A group of retirees-turned-shipwreck hunters have discovered the remains of the Washington, an 18th century trading vessel that sank to the bottom of Lake Ontario in 1803. The 16m sloop is the second oldest shipwreck to ever be found in the Great Lakes. The sloop Washington's starboard side. Image: Roger Pawlowski
The Washington was a commercial trading vessel that transported furs and household goods across lakes Erie and Ontario in the late 18th century. On 6 November 1803, it departed Kingston harbour bound for Niagara with two crew and several merchants on board. A severe storm developed on Lake Ontario later that day, and the ship never made it back to harbour. There were no survivors, and only the ship's yawl ever washed up on shore.
The Washington is an important historical find for several reasons. As the discovery team notes on their website, it's the oldest intact commercial sailing vessel to be lost and found on the Great Lakes, representing an unusual and poorly-studied model that was soon replaced by schooners. While many ships are believed to have sailed across the Great Lakes between the Revolutionary War and the War of 1812, very few artefacts from this time period remain.
"It just gives us a better understanding of what life on the Great Lakes was like at such an early time," Carrie Sowden, archaeological director at the National Museum of the Great Lakes told the Wall Street Journal.
The discovery team includes three upstate New York retirees: Avid shipwreck diver Jim Kennard, who has found over 200 lost vessels since the 1970s, former Air Force Reserve pilot and electrical engineer Roger Pawlowski, and retired architect Chip Stevens. The team, which goes out shipwreck hunting 15 to 20 times a year, discovered the Washington off deep waters in Oswego using sonar scanning in late June. An ROV was deployed three weeks later to take high-resolution images and confirm the find.

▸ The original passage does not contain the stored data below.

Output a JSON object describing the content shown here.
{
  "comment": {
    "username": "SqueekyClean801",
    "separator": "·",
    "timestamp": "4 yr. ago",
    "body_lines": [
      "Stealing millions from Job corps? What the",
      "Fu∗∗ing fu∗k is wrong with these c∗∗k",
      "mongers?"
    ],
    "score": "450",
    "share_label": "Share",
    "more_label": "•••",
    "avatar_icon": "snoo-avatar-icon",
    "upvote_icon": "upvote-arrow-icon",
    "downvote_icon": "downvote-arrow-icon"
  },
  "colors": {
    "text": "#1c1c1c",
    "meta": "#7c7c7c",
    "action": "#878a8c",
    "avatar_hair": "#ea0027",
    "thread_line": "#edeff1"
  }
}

Side scan sonar image of the sloop Washington. Image: Jim Kennard
Bow-to-stern top view of the sloop Washington. Image: Roger Pawlowski
As satisfying as the discovery is, the team has no plans to salvage the ship, or to divulge its location to the broader public. Further analysis of the wreckage will be left in the hands of archaeologists as Kennard, Pawlowski and Stevens move on to uncharted waters. Hundreds of ships are thought to have sank on Lake Ontario, and thousands more across the Great Lakes.